Selon la Société Générale, Jérôme Kerviel aurait effectué des opérations litigieuses et camouflé frauduleusement ses prises de risques faramineuses. Avant l’annonce de la perte par la banque, les positions ouvertes par le trader auraient totalisé environ 50 milliards d’euros.
La "baleine de Londres"
Le 10 mai 2012, la banque américaine JPMorgan Chase annonce elle aussi une perte colossale de trading (lire: Deux milliards de pertes de trading pour la première banque américaine). Estimée tout d’abord à 2 milliards de dollars, elle sera ensuite réévaluée à au moins 5,8 milliards de dollars (5,5 milliards de francs).
Là encore, c’est un trader français opérant dans la City qui est considéré comme le principal responsable de la déconfiture. Surnommé "la baleine de Londres" en raison de ses positions très importantes sur les marchés, il a été licencié, comme deux de ses supérieurs.
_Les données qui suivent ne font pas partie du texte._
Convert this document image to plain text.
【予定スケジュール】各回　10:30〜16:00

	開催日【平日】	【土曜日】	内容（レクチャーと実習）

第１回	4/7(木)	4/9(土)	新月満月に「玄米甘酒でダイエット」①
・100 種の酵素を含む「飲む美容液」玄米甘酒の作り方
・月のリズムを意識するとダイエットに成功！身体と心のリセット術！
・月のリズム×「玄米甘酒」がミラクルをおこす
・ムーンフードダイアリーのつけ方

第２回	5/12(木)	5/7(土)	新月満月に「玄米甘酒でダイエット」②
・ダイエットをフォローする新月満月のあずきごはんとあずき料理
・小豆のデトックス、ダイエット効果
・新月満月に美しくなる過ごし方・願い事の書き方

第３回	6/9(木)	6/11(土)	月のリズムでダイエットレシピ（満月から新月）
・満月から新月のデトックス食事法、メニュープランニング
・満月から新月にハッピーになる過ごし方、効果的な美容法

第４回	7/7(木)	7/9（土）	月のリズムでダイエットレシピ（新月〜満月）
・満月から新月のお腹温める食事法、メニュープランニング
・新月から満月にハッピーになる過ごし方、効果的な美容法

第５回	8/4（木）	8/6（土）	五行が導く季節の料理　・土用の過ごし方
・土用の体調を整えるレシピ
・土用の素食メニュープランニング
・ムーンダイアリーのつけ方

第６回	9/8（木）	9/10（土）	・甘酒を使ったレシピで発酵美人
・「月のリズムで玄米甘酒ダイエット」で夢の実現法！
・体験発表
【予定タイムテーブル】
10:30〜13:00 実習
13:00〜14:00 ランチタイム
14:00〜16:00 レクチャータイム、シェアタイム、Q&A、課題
L’employé mis en cause travaillait pour le compte du "Chief Investment Office" (CIO) du géant bancaire américain. Des produits financiers très sophistiqués - appelés "Credit Defaults Swaps" - sont une nouvelle fois à l’origine de la perte.
LES CONSEQUENCES JUDICIAIRES POUR LES TRADERS
Le 5 octobre 2010, plus de deux ans et demi après la révélation des faits, Jérôme Kerviel est reconnu coupable de faux et usage de faux, abus de confiance et introduction frauduleuse de données informatiques par la justice française.
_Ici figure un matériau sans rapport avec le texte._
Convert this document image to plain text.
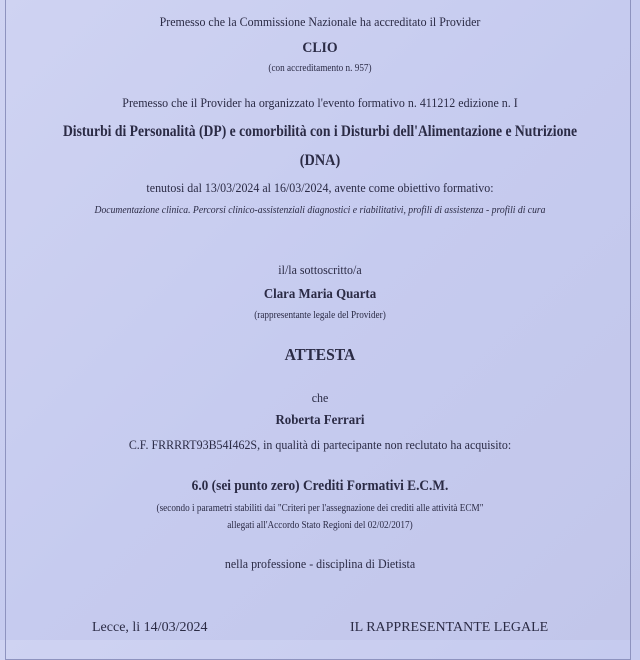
Premesso che la Commissione Nazionale ha accreditato il Provider
CLIO
(con accreditamento n. 957)
Premesso che il Provider ha organizzato l'evento formativo n. 411212 edizione n. I
Disturbi di Personalità (DP) e comorbilità con i Disturbi dell'Alimentazione e Nutrizione
(DNA)
tenutosi dal 13/03/2024 al 16/03/2024, avente come obiettivo formativo:
Documentazione clinica. Percorsi clinico-assistenziali diagnostici e riabilitativi, profili di assistenza - profili di cura
il/la sottoscritto/a
Clara Maria Quarta
(rappresentante legale del Provider)
ATTESTA
che
Roberta Ferrari
C.F. FRRRRT93B54I462S, in qualità di partecipante non reclutato ha acquisito:
6.0 (sei punto zero) Crediti Formativi E.C.M.
(secondo i parametri stabiliti dai "Criteri per l'assegnazione dei crediti alle attività ECM"
allegati all'Accordo Stato Regioni del 02/02/2017)
nella professione - disciplina di Dietista
Lecce, li 14/03/2024	IL RAPPRESENTANTE LEGALE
L’ex-trader de la Société Générale, qui n’a jamais nié les faits mais a affirmé que son employeur était au courant de ses agissements, est condamné à cinq ans de prison, dont trois ans ferme. Il doit en outre payer 4,9 milliards d’euros de dommages et intérêts à la banque.
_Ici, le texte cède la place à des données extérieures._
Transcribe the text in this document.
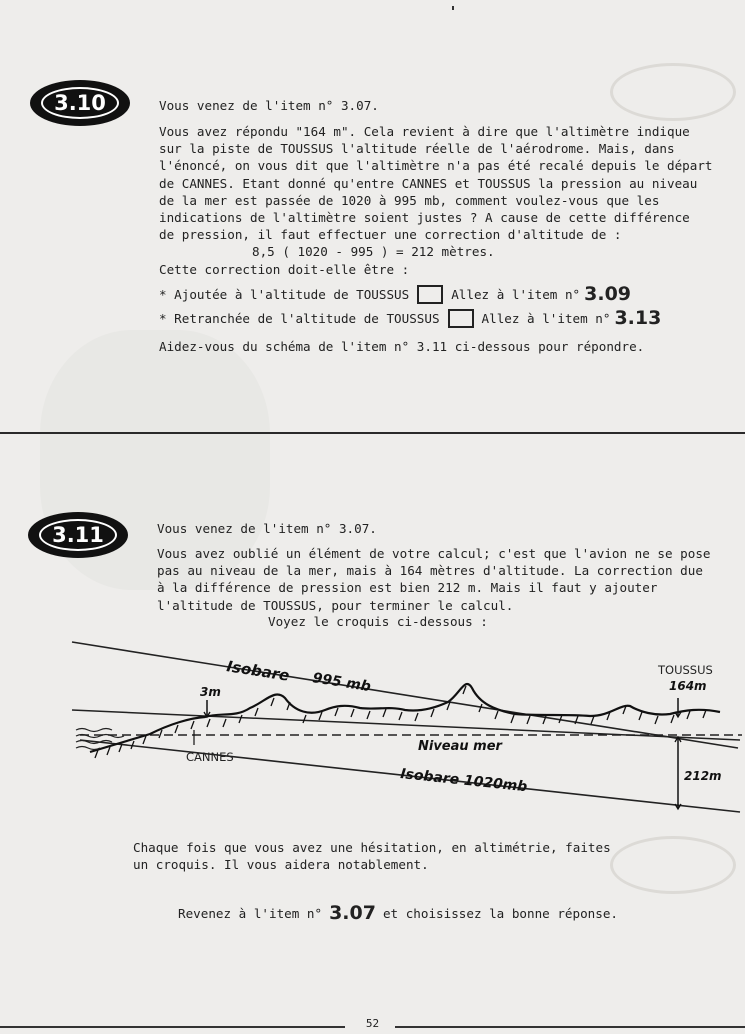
3.10	Vous venez de l'item n° 3.07.
Vous avez répondu "164 m". Cela revient à dire que l'altimètre indique
sur la piste de TOUSSUS l'altitude réelle de l'aérodrome. Mais, dans
l'énoncé, on vous dit que l'altimètre n'a pas été recalé depuis le départ
de CANNES. Etant donné qu'entre CANNES et TOUSSUS la pression au niveau
de la mer est passée de 1020 à 995 mb, comment voulez-vous que les
indications de l'altimètre soient justes ? A cause de cette différence
de pression, il faut effectuer une correction d'altitude de :
8,5 ( 1020 - 995 ) = 212 mètres.
Cette correction doit-elle être :
* Ajoutée à l'altitude de TOUSSUS	Allez à l'item n° 3.09
* Retranchée de l'altitude de TOUSSUS	Allez à l'item n° 3.13
Aidez-vous du schéma de l'item n° 3.11 ci-dessous pour répondre.
3.11	Vous venez de l'item n° 3.07.
Vous avez oublié un élément de votre calcul; c'est que l'avion ne se pose
pas au niveau de la mer, mais à 164 mètres d'altitude. La correction due
à la différence de pression est bien 212 m. Mais il faut y ajouter
l'altitude de TOUSSUS, pour terminer le calcul.
Voyez le croquis ci-dessous :
Isobare 995 mb
3m
CANNES
TOUSSUS
164m
Niveau mer
Isobare 1020mb	212m
Chaque fois que vous avez une hésitation, en altimétrie, faites
un croquis. Il vous aidera notablement.
Revenez à l'item n° 3.07 et choisissez la bonne réponse.
52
Le procès en appel se déroule en juin 2012 à Paris. Après quatre semaines d’audiences, l’accusation requiert cinq ans de prison ferme, la peine maximale, tandis que la défense plaide la relaxe. Le verdict devrait être rendu le 24 octobre 2012. (lire: Cinq ans de prison requis contre l'ancien trader Jérôme Kerviel)
"Tempête dans un verre d'eau"
Dans l’affaire JPMorgan Chase, le cas est quelque peu différent. Le trader mis en cause était un employé de haut rang et faisait partie d’une petite unité relativement autonome sous la responsabilité quasi directe du PDG Jamie Dimon.
Pour l’heure, la banque n’a pas porté plainte. Avant d’admettre la gravité des faits, JPMorgan Chase a longtemps minimisé leur portée, les qualifiant de "tempête dans un verre d’eau" ou de "problème isolé de gestion des risques". Une enquête interne a été lancée.
Selon cette dernière, toujours en cours, plusieurs employés auraient tenté de dissimuler l’ampleur des pertes. Les autorités judiciaires américaines et la Security and Exchange Commission (SEC), le gendarme américain de la Bourse, enquêtent eux aussi afin de déterminer si des délits ont été commis.
LA RESPONSABILITE DES BANQUES
La Société Générale n’a jusqu’à présent jamais été jugée coresponsable des actes commis par Jérôme Kerviel, en dépit des affirmations du trader selon lesquelles la hiérarchie n’ignorait rien des positions risquées et avait fermé les yeux tant que celles-ci rapportaient de l’argent à la banque.
De même, de nombreux banquiers estiment qu’il est impossible que la Société Générale n’ait pas été courant, particulièrement en raison des sommes considérables en jeu (50 milliards d’euros). "Tout est contrôlé, surveillé, sauvegardé", affirme l’un d’entre eux dans une enquête du Monde.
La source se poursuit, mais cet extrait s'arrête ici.